Anyone interested in writing a memoir was given plenty to think about at our monthly "Spirit of the Hills" writers' meeting on Saturday. Our speaker was Pat Calder, one of our own group and someone who taught creative writing for thirty years.
Pat shared with us some of what she had learned from a workshop on memoir writing that was presented by Judith Barrington, as part of the San Miguel Writers' Conference in Mexico in February of this year.
The most important thing, we were told, was to get the memory down. Just write! The art comes later, in shaping it. If part of the memory has become lost, keep writing around it. You may find a new memory. The more you write, the more you will remember.

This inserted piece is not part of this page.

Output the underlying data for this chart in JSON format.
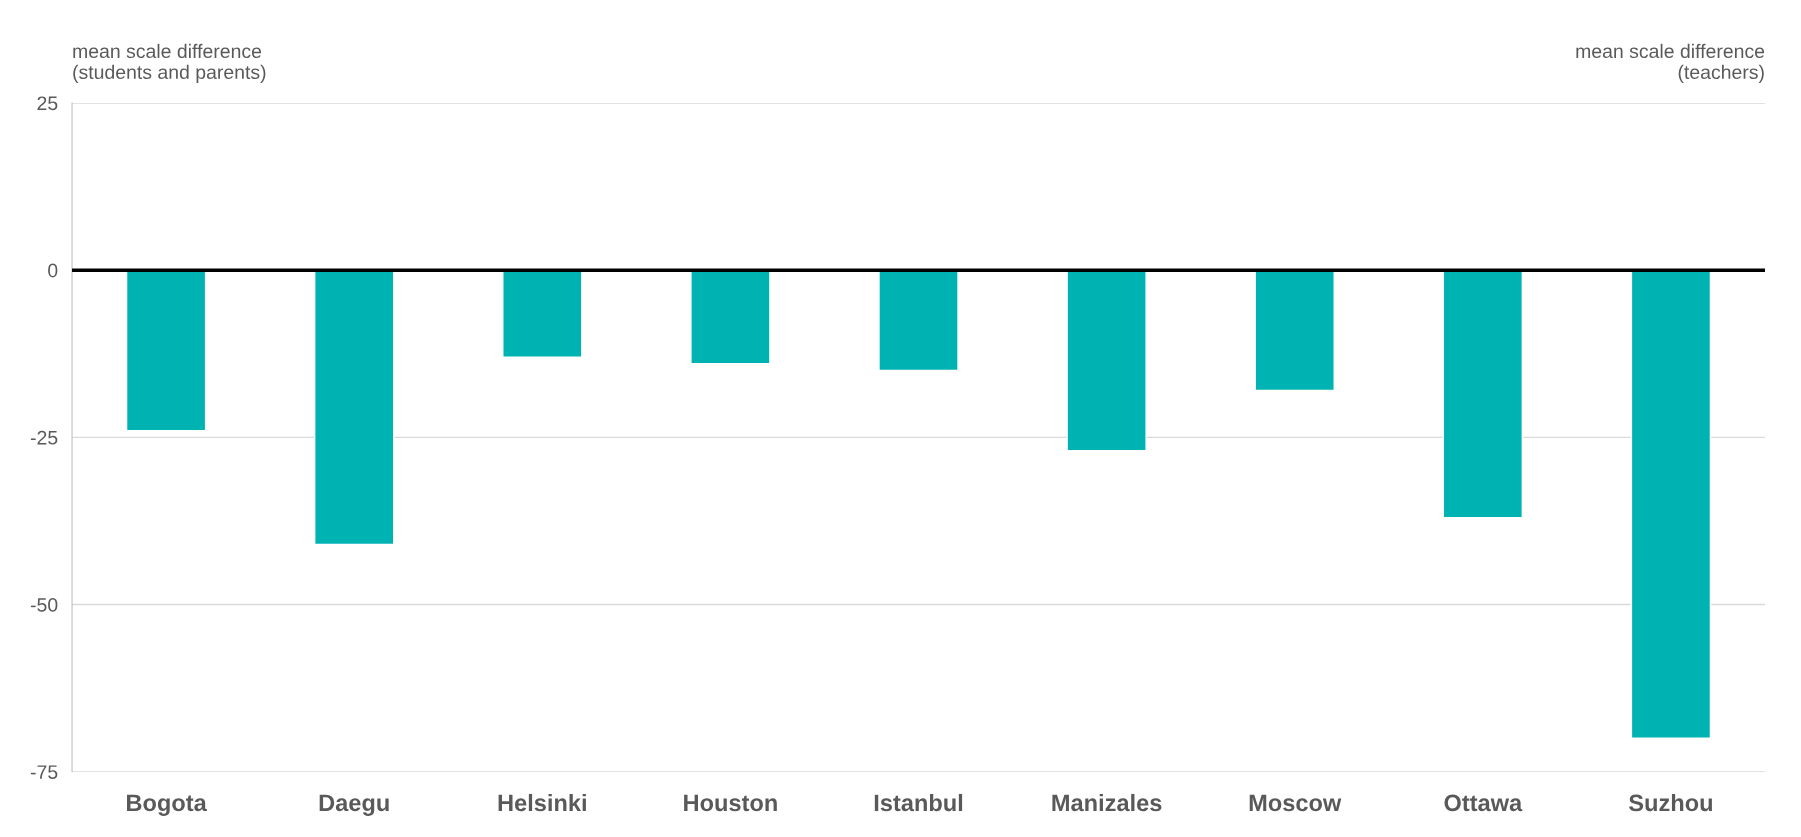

Someday I may decide to write my memoirs. I've been collecting anecdotes in a file for years, fleshing them out a little whenever the spirit moves me in that direction. These stories from my life aren't in any chronological order, as they would be if I were writing an autobiography. Yesterday I learned that memoir is driven by theme, rather than by a sequence of events.
Defining a theme could prove to be difficult because, to this point, I've gone off on all sorts of tangents. A reader might find that boring. I can see now the importance of narrowing it down, in "finding the linkages that give resonance to the chaos of life."
Judith Barrington says there's no such thing as a fictionalized memoir because memoir is true. She says that the best way to learn how to write memoir is to read the good ones. We came away with a list of recommended titles. Right now, I'm going to track down a copy of Barrington's Writing Memoir: from Truth to Art.